Aris sat forward, her own reflection a ghostly silhouette on the one-way glass. She had abandoned her protocol fifteen minutes ago.
He’d dismantled it, not with defiance, but with genuine intellectual curiosity that had lured her into a debate.
“It’s a deviation from healthy psychosocial development,” she countered, her pen tapping a nervous rhythm against her notepad.
“It’s inherently destructive, both to the subject and the object.”
“Is it?” Cain tilted his head, a gesture of thoughtful inquiry.
“Or is it merely a different form of devotion? Perhaps a purer one. Think of it, Doctor. Most love is conditional, diluted by careers, hobbies, friends, family. It’s a distributed, inefficient system. What you call obsession is simply… focus. Absolute, undivided focus. The removal of all that is extraneous.”
His words sent a strange shiver through her. She recognized the cognitive reframing, the rationalization of a pathological impulse.
She should have been documenting it, clinically, dispassionately. But she wasn’t. She was engaged.
“That ‘focus’ negates the autonomy of the individual,” she argued, her voice sharper than she intended. “It turns a person into a possession, an object to be consumed.”
“Only if you view it through a lens of ownership,” he replied smoothly.
“I propose a different lens: of study. Of absolute understanding. To know another person so completely—their fears, their ambitions, their private pains, the way they hold their pen when they’re deep in thought—is that not the most profound form of intimacy? To make them the sole subject of your existence?”
The detail—the way they hold their pen—made her hand freeze. She was, at that very moment, gripping her pen tightly, a habit she’d had since graduate school.
Coincidence.
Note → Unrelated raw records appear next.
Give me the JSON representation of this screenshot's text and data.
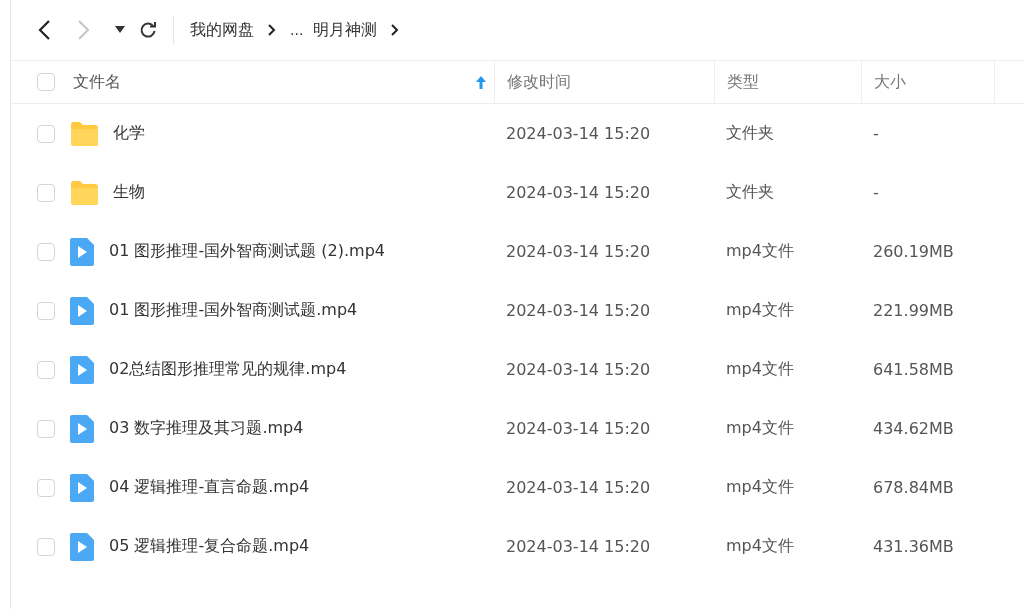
{
  "toolbar": {
    "back": {
      "disabled": false
    },
    "forward": {
      "disabled": true
    },
    "breadcrumb": [
      {
        "label": "我的网盘"
      },
      {
        "label": "..."
      },
      {
        "label": "明月神测"
      }
    ]
  },
  "table": {
    "columns": [
      {
        "label": "文件名",
        "sorted": true
      },
      {
        "label": "修改时间",
        "sorted": false
      },
      {
        "label": "类型",
        "sorted": false
      },
      {
        "label": "大小",
        "sorted": false
      }
    ],
    "select_all": {
      "checked": false
    },
    "rows": [
      {
        "kind": "folder",
        "name": "化学",
        "modified": "2024-03-14 15:20",
        "type": "文件夹",
        "size": "-",
        "checked": false
      },
      {
        "kind": "folder",
        "name": "生物",
        "modified": "2024-03-14 15:20",
        "type": "文件夹",
        "size": "-",
        "checked": false
      },
      {
        "kind": "video",
        "name": "01 图形推理-国外智商测试题 (2).mp4",
        "modified": "2024-03-14 15:20",
        "type": "mp4文件",
        "size": "260.19MB",
        "checked": false
      },
      {
        "kind": "video",
        "name": "01 图形推理-国外智商测试题.mp4",
        "modified": "2024-03-14 15:20",
        "type": "mp4文件",
        "size": "221.99MB",
        "checked": false
      },
      {
        "kind": "video",
        "name": "02总结图形推理常见的规律.mp4",
        "modified": "2024-03-14 15:20",
        "type": "mp4文件",
        "size": "641.58MB",
        "checked": false
      },
      {
        "kind": "video",
        "name": "03 数字推理及其习题.mp4",
        "modified": "2024-03-14 15:20",
        "type": "mp4文件",
        "size": "434.62MB",
        "checked": false
      },
      {
        "kind": "video",
        "name": "04 逻辑推理-直言命题.mp4",
        "modified": "2024-03-14 15:20",
        "type": "mp4文件",
        "size": "678.84MB",
        "checked": false
      },
      {
        "kind": "video",
        "name": "05 逻辑推理-复合命题.mp4",
        "modified": "2024-03-14 15:20",
        "type": "mp4文件",
        "size": "431.36MB",
        "checked": false
      }
    ]
  }
}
It had to be.
“That isn’t intimacy,” she said, her throat suddenly dry. “It’s surveillance. It’s a violation.”
“All science is a form of violation, is it not?” he pressed, a faint, knowing smile playing on his lips.
“You observe, you document, you dissect. You are here to learn my secrets, to map the ‘malfunction’ in my mind. How is my hypothetical focus any different from your professional ambition? Perhaps mine is simply more honest in its singular devotion.”
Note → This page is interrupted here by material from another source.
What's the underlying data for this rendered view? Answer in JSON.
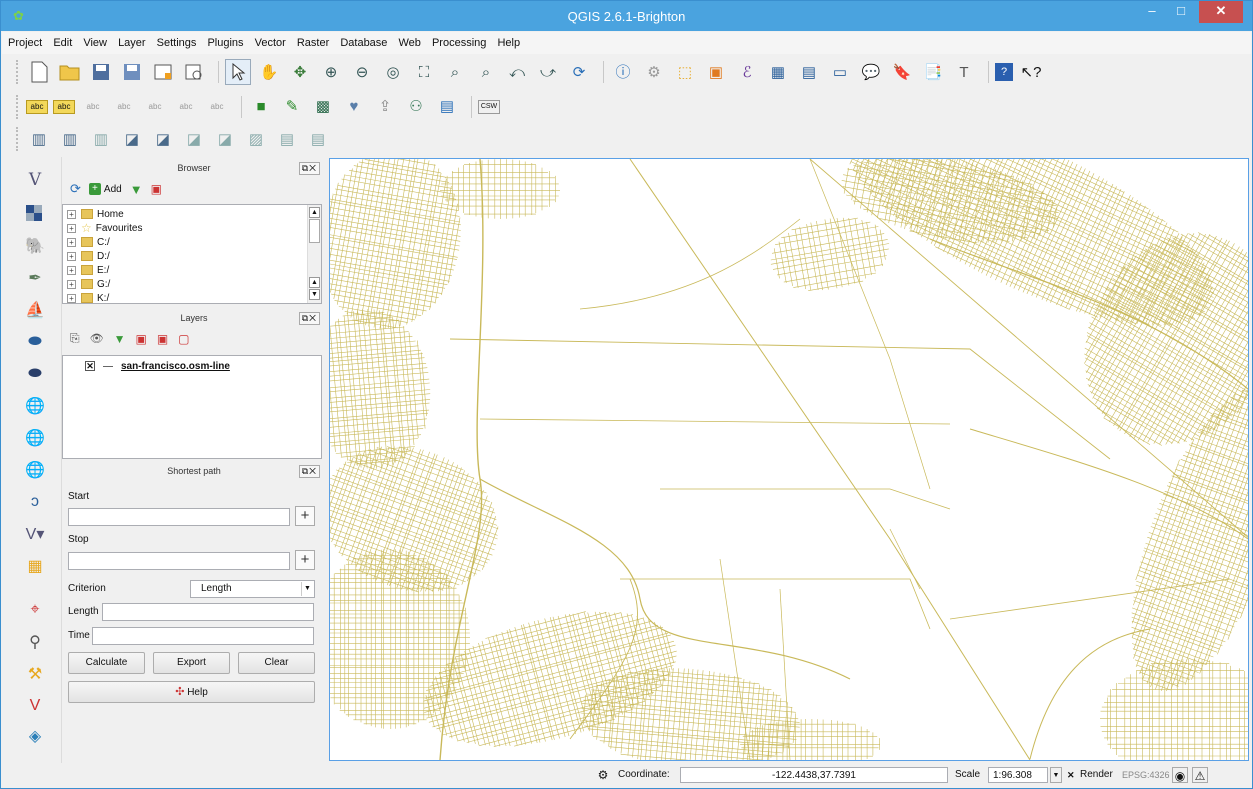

She was speechless. He had taken the very foundation of her research, of her identity as a scientist, and twisted it into a mirror of his own pathology.
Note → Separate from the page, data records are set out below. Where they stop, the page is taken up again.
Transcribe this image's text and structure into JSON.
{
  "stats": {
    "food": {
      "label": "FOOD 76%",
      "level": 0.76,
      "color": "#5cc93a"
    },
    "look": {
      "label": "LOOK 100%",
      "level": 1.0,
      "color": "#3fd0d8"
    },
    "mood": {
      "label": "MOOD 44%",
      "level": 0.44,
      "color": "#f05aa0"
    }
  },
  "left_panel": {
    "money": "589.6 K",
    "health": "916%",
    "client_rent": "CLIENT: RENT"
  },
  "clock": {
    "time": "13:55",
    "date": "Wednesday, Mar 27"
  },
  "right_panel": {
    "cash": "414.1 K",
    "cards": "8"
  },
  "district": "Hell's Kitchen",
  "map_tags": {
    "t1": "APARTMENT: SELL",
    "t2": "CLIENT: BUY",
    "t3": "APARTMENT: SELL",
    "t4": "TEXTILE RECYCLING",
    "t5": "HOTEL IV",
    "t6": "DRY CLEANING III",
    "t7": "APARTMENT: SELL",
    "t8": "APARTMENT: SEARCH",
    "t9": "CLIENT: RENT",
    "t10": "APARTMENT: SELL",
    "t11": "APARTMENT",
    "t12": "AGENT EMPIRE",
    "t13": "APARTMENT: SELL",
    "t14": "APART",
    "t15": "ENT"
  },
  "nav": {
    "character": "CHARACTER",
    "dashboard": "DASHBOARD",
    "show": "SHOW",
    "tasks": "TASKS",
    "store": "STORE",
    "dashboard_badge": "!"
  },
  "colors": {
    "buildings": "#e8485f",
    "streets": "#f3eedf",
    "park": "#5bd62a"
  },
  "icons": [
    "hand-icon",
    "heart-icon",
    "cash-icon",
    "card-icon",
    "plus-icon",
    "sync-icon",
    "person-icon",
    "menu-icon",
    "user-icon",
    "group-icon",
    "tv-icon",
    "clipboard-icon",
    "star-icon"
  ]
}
The logic was perverse, flawed, but it was so elegantly constructed that she found herself, for a terrifying second, admiring the architecture of his argument. He wasn’t just a subject spewing textbook data; he was an intellect, a dark, formidable opponent in a game she hadn’t realized she was playing.
A dangerous, unprofessional warmth bloomed in her chest—the thrill of a true intellectual challenge. The raw fascination she felt was potent, intoxicating.
She ruthlessly stamped it out.
“The session is over,” she announced, her voice clipped and cold. She cut the microphone before he could reply, the sudden silence in her ears deafening.
Leaning back in her chair, she took a slow, deep breath, her heart hammering against her ribs. This was wrong. Her detachment was compromised.
The line had blurred, and she had let it happen.
She scribbled in her notes: Subject is highly adept at intellectualizing his condition and attempting to create a false equivalency with the researcher’s role. Essential to re-establish and maintain firm analytical boundaries.
It was a necessary course correction. A simple part of the study.
She told herself that as she pulled up the session recording for review. She told herself that as she rewound the footage to the moment he spoke of singular focus, his voice a mesmerizing current pulling her under.
She ignored the nascent, dangerous attraction, labeling it intellectual curiosity. She was a scientist, after all, and this was just a fascinating, complex problem to be solved.
He was data. He was a sickness she was here to chart, not catch.